Za to dobre wieści z Chin:
http://www.forexlive.com/blog/2012/12/0 ... -november/
Pogaduchy przy porannej kawie
Re: Pogaduchy przy porannej kawie
Jakże często ludzie mają już gotową opinię zanim zdążą pojąć istotę rzeczy.
A gdy już ta istota w pełni do nich dotrze, jakże często muszą zmagać się z konsekwencjami swojej opinii ;-)
A gdy już ta istota w pełni do nich dotrze, jakże często muszą zmagać się z konsekwencjami swojej opinii ;-)
Re: Pogaduchy przy porannej kawie
No dobra, naskrobałem.
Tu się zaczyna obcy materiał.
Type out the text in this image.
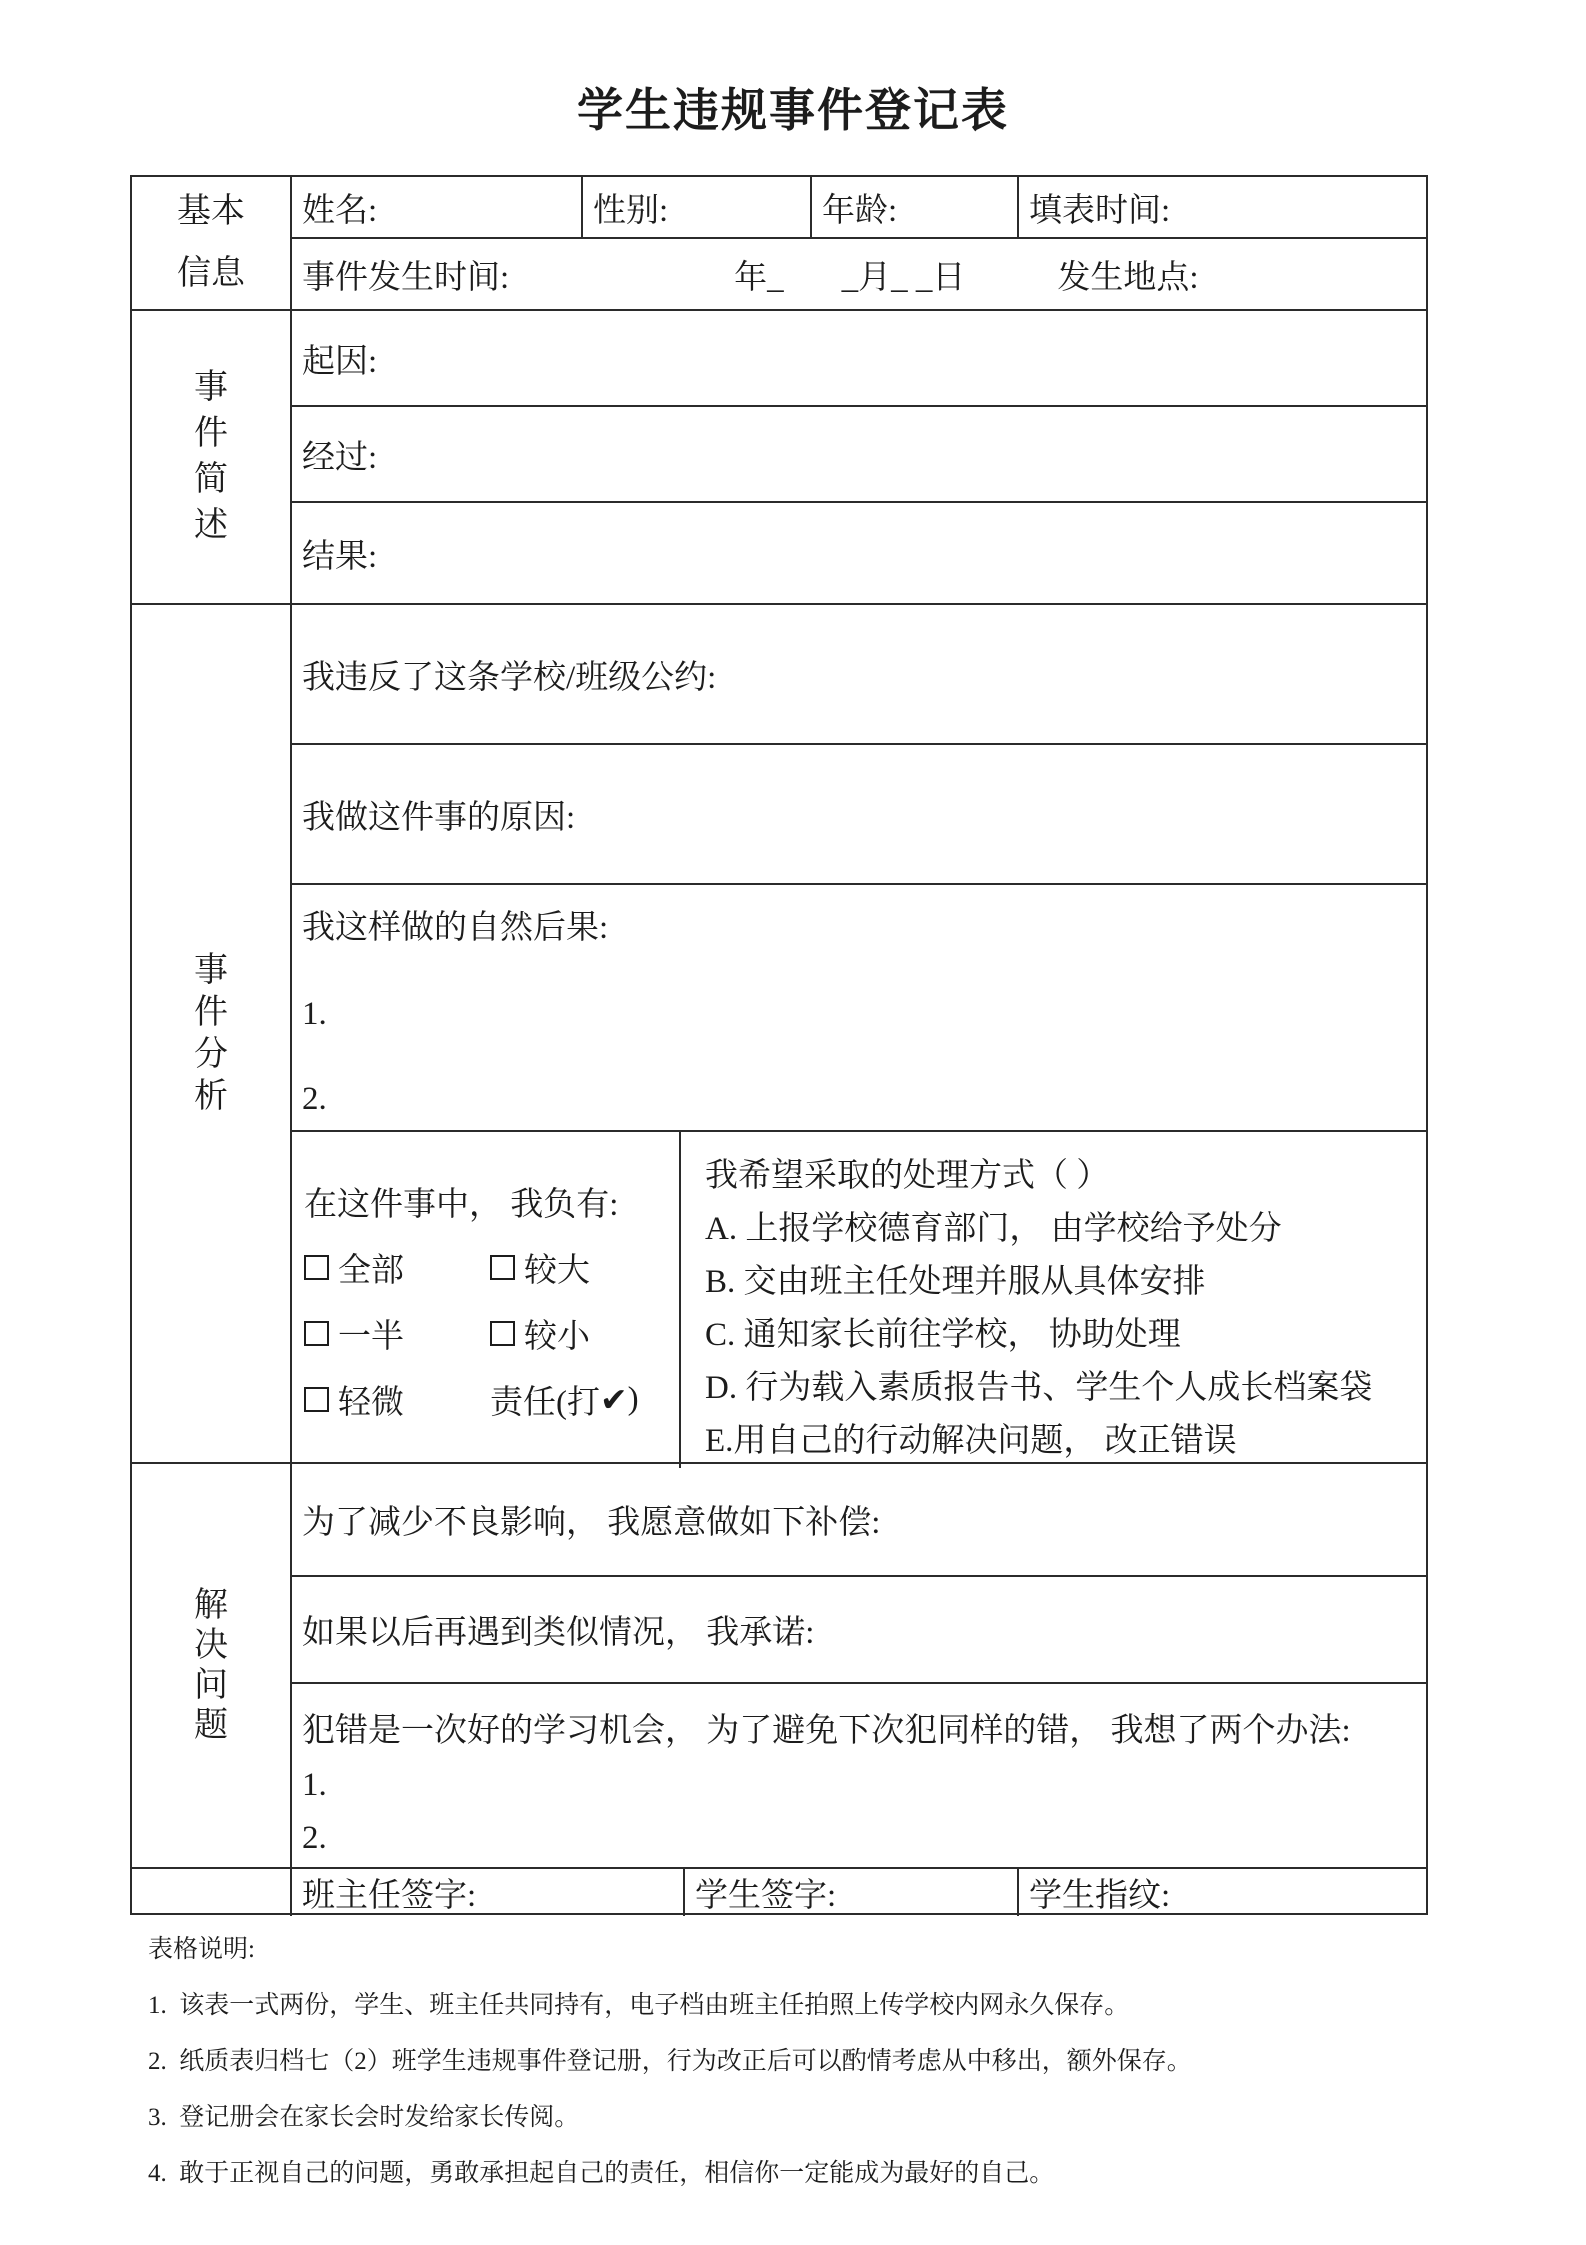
学生违规事件登记表
基本
信息
姓名:	性别:	年龄:	填表时间:
事件发生时间:	年_ _月_ _日	发生地点:
事
件
简
述
起因:
经过:
结果:
事
件
分
析
我违反了这条学校/班级公约:
我做这件事的原因:
我这样做的自然后果:
1.
2.
在这件事中， 我负有:
全部	较大
一半	较小
轻微	责任(打 ✔ )
我希望采取的处理方式（ ）
A. 上报学校德育部门， 由学校给予处分
B. 交由班主任处理并服从具体安排
C. 通知家长前往学校， 协助处理
D. 行为载入素质报告书、学生个人成长档案袋
E.用自己的行动解决问题， 改正错误
解
决
问
题
为了减少不良影响， 我愿意做如下补偿:
如果以后再遇到类似情况， 我承诺:
犯错是一次好的学习机会， 为了避免下次犯同样的错， 我想了两个办法:
1.
2.
班主任签字:	学生签字:	学生指纹:
表格说明:
1.  该表一式两份，学生、班主任共同持有，电子档由班主任拍照上传学校内网永久保存。
2.  纸质表归档七（2）班学生违规事件登记册，行为改正后可以酌情考虑从中移出，额外保存。
3.  登记册会在家长会时发给家长传阅。
4.  敢于正视自己的问题，勇敢承担起自己的责任，相信你一定能成为最好的自己。
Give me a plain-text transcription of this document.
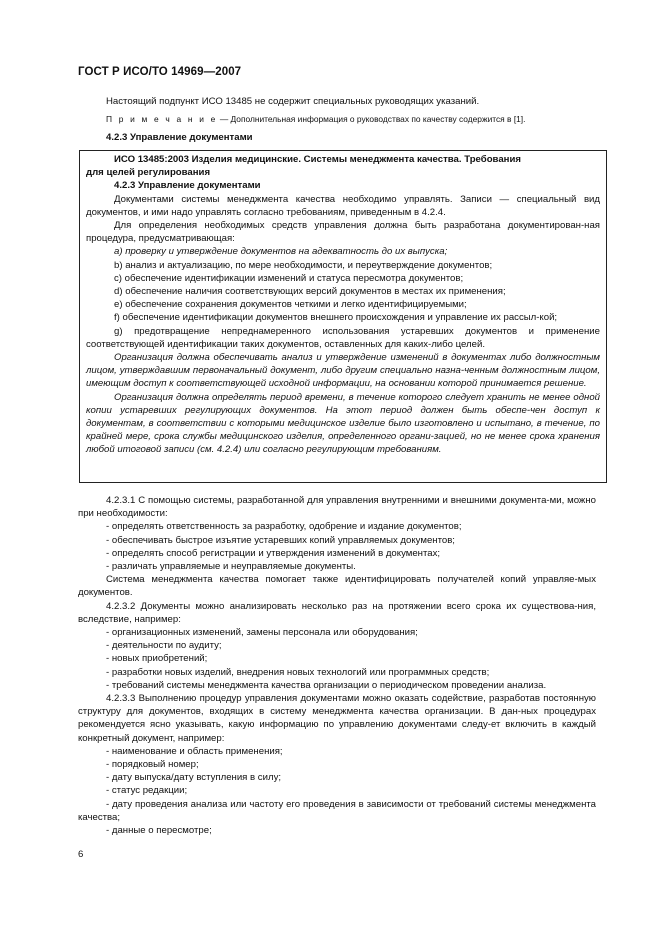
ГОСТ Р ИСО/ТО 14969—2007

Настоящий подпункт ИСО 13485 не содержит специальных руководящих указаний.

П р и м е ч а н и е — Дополнительная информация о руководствах по качеству содержится в [1].

4.2.3 Управление документами

ИСО 13485:2003 Изделия медицинские. Системы менеджмента качества. Требования

для целей регулирования

4.2.3 Управление документами

Документами системы менеджмента качества необходимо управлять. Записи — специальный вид документов, и ими надо управлять согласно требованиям, приведенным в 4.2.4.

Для определения необходимых средств управления должна быть разработана документирован-ная процедура, предусматривающая:

a) проверку и утверждение документов на адекватность до их выпуска;
b) анализ и актуализацию, по мере необходимости, и переутверждение документов;
c) обеспечение идентификации изменений и статуса пересмотра документов;
d) обеспечение наличия соответствующих версий документов в местах их применения;
e) обеспечение сохранения документов четкими и легко идентифицируемыми;
f) обеспечение идентификации документов внешнего происхождения и управление их рассыл-кой;
g) предотвращение непреднамеренного использования устаревших документов и применение соответствующей идентификации таких документов, оставленных для каких-либо целей.

Организация должна обеспечивать анализ и утверждение изменений в документах либо должностным лицом, утверждавшим первоначальный документ, либо другим специально назна-ченным должностным лицом, имеющим доступ к соответствующей исходной информации, на основании которой принимается решение.

Организация должна определять период времени, в течение которого следует хранить не менее одной копии устаревших регулирующих документов. На этот период должен быть обеспе-чен доступ к документам, в соответствии с которыми медицинское изделие было изготовлено и испытано, в течение, по крайней мере, срока службы медицинского изделия, определенного органи-зацией, но не менее срока хранения любой итоговой записи (см. 4.2.4) или согласно регулирующим требованиям.

4.2.3.1 С помощью системы, разработанной для управления внутренними и внешними документа-ми, можно при необходимости:

- определять ответственность за разработку, одобрение и издание документов;
- обеспечивать быстрое изъятие устаревших копий управляемых документов;
- определять способ регистрации и утверждения изменений в документах;
- различать управляемые и неуправляемые документы.

Система менеджмента качества помогает также идентифицировать получателей копий управляе-мых документов.

4.2.3.2 Документы можно анализировать несколько раз на протяжении всего срока их существова-ния, вследствие, например:

- организационных изменений, замены персонала или оборудования;
- деятельности по аудиту;
- новых приобретений;
- разработки новых изделий, внедрения новых технологий или программных средств;
- требований системы менеджмента качества организации о периодическом проведении анализа.

4.2.3.3 Выполнению процедур управления документами можно оказать содействие, разработав постоянную структуру для документов, входящих в систему менеджмента качества организации. В дан-ных процедурах рекомендуется ясно указывать, какую информацию по управлению документами следу-ет включить в каждый конкретный документ, например:

- наименование и область применения;
- порядковый номер;
- дату выпуска/дату вступления в силу;
- статус редакции;
- дату проведения анализа или частоту его проведения в зависимости от требований системы менеджмента качества;
- данные о пересмотре;
6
Choć trochę na skróty bo ręce mnie od tego rozbolały... sorki za literówki i inne niedociągnięcia.
Poza tym czasami grubasy potrzebują popchnąć rynek, a do tego potrzebni są inni. Puszczają więc ploty albo wręcz otwarcie mówią że coś kupują/sprzedają (zgodnie z prawdą) żeby zachęcić innych. Tak jak np. Goldman czy Paulson czy Soros. Oczywiście trzeba umieć odczytać taką informację: jeżeli jakiś rynek był zdołowany i dopiero zaczyna iść do góry i grubas mówi "jak kupuję" to prawdopodobnie on już kupił im teraz potrzebuje rozgrzać rynek aby zrobić zysk. Ale zanim on do tego zysku dojedzie, można się jeszcze załapać. Co innego jak rynek jest już rozgrzany i zrobił już ładny przemarsz - wtedy często pojawia się znacznie więcej grubasów mówiących "kupuj" i oznacza to że należy brać co swoje i dawać długą. Ulubiona zabawa Goldmana ;-)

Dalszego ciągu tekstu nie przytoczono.